Il est évident que ce geste artistique est directement influencé par ma profession d’historien. En effet, si je ne me reconnais pas dans l’étiquette du « roman historique », il est indéniable que nombre de mes livres ont une dimension liée à l’histoire. Outre Le Bonheur pauvre rengaine, directement inspiré par des archives, j’ai écrit plusieurs ouvrages de non-fiction, dans lesquels je menais des enquêtes et partais de la parole recueillie au cours d’entretiens : celle des ouvriers de l’usine PSA-Aulnay en cours de fermeture (Avant de disparaître, chronique de PSA-Aulnay, Plein Jour, 2013), ou de femmes sans-papiers, manucures et coiffeuses (Beauté-Parade, Plein Jour, 2015). Une telle matière aurait pu être celle des sciences sociales. Mes romans de fiction comportent souvent une dimension historique.
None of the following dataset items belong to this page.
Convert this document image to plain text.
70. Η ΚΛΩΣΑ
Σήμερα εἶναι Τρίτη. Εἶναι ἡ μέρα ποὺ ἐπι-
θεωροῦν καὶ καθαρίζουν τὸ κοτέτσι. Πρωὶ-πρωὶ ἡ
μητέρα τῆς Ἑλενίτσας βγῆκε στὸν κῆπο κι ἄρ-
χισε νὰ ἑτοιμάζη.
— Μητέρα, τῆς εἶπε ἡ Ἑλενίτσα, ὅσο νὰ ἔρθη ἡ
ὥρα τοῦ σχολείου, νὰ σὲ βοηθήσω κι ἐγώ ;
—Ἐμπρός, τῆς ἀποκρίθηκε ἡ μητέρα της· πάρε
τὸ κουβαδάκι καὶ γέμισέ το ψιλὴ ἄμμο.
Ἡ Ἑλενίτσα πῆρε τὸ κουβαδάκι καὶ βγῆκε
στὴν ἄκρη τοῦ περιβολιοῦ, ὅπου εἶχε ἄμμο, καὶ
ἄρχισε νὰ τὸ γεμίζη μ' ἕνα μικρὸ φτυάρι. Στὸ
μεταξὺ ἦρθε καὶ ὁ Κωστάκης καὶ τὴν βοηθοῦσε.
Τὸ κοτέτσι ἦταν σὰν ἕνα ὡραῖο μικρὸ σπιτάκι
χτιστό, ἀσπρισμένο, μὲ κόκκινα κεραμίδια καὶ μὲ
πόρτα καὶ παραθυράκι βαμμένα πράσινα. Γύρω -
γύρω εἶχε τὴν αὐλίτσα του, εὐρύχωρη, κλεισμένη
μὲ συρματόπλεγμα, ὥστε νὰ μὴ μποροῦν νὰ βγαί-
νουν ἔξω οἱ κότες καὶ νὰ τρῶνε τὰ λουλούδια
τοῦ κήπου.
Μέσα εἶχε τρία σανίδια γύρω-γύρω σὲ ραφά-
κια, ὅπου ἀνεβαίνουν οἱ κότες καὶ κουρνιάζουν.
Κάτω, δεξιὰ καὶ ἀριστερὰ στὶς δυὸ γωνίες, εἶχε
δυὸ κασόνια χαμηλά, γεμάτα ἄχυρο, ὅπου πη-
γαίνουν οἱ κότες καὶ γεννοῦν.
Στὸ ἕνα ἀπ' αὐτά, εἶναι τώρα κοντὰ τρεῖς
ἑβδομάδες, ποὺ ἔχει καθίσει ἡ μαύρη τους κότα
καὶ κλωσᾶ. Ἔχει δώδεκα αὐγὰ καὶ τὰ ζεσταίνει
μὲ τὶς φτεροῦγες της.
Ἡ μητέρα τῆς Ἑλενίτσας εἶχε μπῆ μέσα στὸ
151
Et que celui qui a soif, vienne est un roman de pirates, Forêt-Furieuse un roman post-apocalyptique inspiré notamment par la « Guerre des Demoiselles », un mouvement social en Ariège au 19e siècle, et mon dernier roman, Une vie qui se cabre, est une uchronie avec comme point de départ le vote de la loi Lamine Gueye en 1946. Roman pleinement, il s’appuie pourtant sur toute une réflexion sur l’histoire contrefactuelle comme remise en cause des certitudes et des statu quo, sur l’histoire coloniale qui déconstruit les évidences impériales. L’histoire contamine donc sans conteste et sans vergogne mon travail d’écriture et j’en ai été conscient assez vite.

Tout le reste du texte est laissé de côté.